• Belgium controversially allowed the Sudanese government to check refugees.
  • Critics say the oppressive regime misidentified genuine refugees as illegal migrants.
  • Now several have claimed they were tortured upon returning to their home country.

Sudanese asylum seekers sent back to their homeland from Belgium under a controversial inter-governmental agreement claim to have been arrested and tortured upon their return.

Belgium was heavily criticised in September when it allowed a delegation of Sudanese officials to travel to Brussels and identify apparent illegal immigrants, who were then provided with documents for repatriation.

Human rights groups warned that the officials were likely to be security agents for Sudan's brutal dictatorship, sent to target genuine political refugees.

Now researchers at the Tahrir Institute for Middle East Policy say at least six Sudanese have been detained and tortured since returning home.

"They stopped me when I landed in Sudan for hours in the intelligence offices, they wanted to know why I went to Europe, who I met and how I got there," one of them, known by the alias Kamal, said.

"I was beaten with sticks, beaten constantly, only after two days they released me, I was so scared that I was bedridden for three days after that," he added, as reported by SUR7.

Belgian's immigration minister Theo Francken, bore the brunt of the criticism for co-operating with the regime of Omar al-Bashir, who is wanted by the international criminal court on charges of genocide.

Francken, a flamboyant right-winger, came under pressure to resign in 2014 after being photographed at the 90th birthday of a convicted Nazi collaborator.

A Belgian kitchen give a meal to mostly Sudanese migrants and refugees JOHN THYS/AFP/Getty Images

He has insisted that the arrangement with Sudanese authorities was in compliance with both European and international law. Many of the deportees had been sleeping rough in a Brussels park.

"We are doing what many other European countries do with African countries. It is not exceptional to do this with Sudan," he said at the time.

It is understood that the Sudanese delegation were allowed to interview the deportation candidates without Belgian observers present or, at the very least, without observers who understood the Sudanese dialect.

Kamal claims he was identified as an illegal immigrant by the Sudanese team because he is a known political opponent of the regime.
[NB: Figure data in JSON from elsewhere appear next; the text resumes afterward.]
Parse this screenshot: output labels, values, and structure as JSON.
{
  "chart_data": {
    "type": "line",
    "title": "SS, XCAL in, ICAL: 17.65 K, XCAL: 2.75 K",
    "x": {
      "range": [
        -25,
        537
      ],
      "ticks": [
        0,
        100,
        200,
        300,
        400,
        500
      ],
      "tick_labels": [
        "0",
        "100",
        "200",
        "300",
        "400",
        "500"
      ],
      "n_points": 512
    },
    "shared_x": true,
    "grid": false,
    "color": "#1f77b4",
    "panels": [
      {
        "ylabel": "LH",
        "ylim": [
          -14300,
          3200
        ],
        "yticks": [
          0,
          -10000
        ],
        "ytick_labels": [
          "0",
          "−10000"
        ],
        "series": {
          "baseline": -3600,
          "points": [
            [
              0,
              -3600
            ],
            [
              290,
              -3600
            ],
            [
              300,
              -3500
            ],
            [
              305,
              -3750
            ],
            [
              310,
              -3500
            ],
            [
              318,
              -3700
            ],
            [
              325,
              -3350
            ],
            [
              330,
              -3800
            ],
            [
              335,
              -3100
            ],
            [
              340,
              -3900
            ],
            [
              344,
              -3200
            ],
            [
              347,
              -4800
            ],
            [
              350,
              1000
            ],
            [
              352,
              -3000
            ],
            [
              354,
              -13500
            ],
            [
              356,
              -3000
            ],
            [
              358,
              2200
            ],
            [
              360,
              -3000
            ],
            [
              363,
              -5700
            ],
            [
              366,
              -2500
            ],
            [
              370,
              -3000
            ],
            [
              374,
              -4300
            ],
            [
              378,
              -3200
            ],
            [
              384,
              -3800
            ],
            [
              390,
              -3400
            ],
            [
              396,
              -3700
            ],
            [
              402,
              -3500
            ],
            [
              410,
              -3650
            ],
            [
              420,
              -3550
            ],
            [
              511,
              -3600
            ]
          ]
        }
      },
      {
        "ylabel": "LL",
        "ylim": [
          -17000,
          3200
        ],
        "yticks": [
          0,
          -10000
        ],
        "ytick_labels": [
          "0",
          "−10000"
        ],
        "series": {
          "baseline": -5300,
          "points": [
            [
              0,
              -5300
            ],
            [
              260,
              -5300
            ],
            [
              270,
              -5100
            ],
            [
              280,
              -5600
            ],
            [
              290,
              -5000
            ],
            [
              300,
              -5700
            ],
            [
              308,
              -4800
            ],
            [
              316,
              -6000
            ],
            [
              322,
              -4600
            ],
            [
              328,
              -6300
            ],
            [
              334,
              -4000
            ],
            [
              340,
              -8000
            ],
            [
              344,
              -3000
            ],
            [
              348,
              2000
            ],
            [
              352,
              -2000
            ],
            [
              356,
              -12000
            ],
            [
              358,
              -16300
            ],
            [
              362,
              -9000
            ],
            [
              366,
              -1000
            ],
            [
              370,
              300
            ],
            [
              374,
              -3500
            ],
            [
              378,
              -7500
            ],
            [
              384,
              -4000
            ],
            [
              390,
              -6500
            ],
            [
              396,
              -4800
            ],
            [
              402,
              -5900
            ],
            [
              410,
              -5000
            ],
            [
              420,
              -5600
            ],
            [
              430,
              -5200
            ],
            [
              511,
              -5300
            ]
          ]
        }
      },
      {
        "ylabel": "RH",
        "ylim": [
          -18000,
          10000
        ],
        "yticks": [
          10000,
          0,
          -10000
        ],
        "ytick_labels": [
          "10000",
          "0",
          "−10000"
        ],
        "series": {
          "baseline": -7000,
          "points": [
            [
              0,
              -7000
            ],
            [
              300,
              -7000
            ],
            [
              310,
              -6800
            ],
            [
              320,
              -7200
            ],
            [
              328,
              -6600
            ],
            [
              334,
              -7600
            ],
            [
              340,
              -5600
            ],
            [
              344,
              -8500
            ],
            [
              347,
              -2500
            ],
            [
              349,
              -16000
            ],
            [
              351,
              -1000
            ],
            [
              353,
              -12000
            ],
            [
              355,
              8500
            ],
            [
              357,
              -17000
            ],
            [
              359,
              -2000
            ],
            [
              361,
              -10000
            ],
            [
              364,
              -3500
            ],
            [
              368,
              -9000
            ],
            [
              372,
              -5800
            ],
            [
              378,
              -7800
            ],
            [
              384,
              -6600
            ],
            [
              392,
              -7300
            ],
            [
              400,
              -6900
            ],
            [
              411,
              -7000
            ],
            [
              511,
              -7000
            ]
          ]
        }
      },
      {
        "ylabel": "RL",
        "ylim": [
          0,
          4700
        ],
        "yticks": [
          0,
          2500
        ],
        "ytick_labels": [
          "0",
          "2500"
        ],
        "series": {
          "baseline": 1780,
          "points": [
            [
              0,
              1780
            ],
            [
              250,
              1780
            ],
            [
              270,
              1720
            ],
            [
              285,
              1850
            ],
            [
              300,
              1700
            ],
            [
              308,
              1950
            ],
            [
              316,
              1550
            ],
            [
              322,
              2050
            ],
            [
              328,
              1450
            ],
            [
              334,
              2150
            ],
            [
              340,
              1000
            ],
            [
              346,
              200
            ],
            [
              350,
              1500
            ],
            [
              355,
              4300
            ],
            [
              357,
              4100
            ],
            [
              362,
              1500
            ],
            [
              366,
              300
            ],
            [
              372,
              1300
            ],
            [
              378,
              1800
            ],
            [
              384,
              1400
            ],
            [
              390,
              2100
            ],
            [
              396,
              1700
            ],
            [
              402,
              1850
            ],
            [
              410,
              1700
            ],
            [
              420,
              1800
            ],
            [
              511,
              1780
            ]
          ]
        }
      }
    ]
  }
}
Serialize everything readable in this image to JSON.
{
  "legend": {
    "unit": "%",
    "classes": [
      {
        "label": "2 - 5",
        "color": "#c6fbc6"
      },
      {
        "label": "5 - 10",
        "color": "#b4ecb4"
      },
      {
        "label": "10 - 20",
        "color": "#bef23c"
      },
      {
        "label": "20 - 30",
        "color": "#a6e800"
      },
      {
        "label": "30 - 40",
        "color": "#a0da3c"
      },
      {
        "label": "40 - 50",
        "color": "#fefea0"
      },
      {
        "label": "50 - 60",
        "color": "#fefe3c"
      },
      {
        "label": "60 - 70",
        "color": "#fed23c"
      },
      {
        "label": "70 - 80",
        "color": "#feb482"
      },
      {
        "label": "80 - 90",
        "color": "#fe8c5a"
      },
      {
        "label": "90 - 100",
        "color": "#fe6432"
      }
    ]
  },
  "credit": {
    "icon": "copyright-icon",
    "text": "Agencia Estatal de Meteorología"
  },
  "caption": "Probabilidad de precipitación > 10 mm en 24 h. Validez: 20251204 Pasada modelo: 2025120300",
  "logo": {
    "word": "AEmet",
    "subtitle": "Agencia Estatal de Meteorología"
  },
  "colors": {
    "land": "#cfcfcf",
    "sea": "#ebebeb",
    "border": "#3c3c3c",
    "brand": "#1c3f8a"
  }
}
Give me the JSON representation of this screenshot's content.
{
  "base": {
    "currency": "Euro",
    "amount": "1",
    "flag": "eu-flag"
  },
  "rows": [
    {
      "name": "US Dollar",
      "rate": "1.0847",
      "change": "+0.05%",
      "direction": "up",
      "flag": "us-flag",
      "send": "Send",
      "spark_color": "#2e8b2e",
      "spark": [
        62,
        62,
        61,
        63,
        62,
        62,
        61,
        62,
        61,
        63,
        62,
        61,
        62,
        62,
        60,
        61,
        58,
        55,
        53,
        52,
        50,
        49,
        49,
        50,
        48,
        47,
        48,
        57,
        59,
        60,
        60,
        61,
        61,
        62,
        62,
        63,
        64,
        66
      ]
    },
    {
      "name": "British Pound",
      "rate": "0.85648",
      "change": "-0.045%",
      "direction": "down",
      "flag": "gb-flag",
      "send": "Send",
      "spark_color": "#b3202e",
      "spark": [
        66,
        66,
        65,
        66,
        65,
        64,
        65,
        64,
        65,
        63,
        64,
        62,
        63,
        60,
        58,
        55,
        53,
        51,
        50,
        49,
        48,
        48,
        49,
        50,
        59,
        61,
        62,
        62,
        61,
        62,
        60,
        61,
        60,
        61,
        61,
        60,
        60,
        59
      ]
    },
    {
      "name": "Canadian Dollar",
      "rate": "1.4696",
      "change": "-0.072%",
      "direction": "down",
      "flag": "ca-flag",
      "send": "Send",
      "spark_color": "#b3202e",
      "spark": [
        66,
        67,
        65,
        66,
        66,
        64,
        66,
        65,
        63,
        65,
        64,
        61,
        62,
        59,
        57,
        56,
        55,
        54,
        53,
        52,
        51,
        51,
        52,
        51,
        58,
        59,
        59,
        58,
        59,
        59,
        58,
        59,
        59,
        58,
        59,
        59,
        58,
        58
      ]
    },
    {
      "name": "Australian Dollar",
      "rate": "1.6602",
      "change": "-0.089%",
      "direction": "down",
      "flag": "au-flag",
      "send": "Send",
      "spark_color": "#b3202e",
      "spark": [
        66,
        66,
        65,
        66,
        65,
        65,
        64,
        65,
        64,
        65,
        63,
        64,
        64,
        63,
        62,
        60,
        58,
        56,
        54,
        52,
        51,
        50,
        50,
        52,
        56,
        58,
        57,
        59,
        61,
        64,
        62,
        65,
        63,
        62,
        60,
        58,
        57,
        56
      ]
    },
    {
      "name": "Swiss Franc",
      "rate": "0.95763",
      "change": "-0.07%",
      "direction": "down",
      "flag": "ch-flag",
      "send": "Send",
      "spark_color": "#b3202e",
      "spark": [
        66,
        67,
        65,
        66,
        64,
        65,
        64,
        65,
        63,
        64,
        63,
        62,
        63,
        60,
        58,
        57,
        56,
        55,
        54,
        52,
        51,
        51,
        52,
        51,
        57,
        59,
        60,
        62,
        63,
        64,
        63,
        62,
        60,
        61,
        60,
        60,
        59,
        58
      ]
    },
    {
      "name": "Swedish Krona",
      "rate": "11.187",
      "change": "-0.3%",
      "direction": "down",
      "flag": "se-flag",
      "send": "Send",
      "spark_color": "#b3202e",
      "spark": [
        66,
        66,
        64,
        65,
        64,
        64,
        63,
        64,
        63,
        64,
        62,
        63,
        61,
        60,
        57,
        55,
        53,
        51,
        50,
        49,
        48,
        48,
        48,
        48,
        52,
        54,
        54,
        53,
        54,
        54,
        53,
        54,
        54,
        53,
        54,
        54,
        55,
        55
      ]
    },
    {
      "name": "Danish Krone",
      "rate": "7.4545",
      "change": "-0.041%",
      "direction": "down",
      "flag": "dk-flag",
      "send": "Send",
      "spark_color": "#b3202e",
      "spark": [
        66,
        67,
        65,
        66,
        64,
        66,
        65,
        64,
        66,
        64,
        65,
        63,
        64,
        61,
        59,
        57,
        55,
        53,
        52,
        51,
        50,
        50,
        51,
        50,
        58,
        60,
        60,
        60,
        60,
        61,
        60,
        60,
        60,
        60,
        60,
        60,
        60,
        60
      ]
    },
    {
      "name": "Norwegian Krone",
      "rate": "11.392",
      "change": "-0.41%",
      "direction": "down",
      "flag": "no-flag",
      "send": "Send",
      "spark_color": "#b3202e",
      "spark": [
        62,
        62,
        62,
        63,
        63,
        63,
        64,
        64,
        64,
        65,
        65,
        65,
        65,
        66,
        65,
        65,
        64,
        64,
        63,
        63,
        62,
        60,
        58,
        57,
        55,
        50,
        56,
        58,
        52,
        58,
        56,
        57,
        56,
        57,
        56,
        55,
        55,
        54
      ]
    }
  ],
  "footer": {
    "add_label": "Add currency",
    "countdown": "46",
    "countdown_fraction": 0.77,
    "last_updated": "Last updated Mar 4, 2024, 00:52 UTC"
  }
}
Sudan's President Omar Hassan al-Bashir
Sudanese President Omar Hassan al-Bashir is wanted for genocide Reuters/Stringer

He said: "They [the Sudanese government] made me sign documents stating that I would not carry out any political action and that I would never leave the country.

"My life is in danger."

Francken said he wants in enquiry set up to establish whether the claims made by the Tahrir Institute for Middle East Policy are true.

"For the moment, we have not received any signal that this is happening, not even from the UN," he said. "If it appears that they are indeed being tortured, it's a big problem."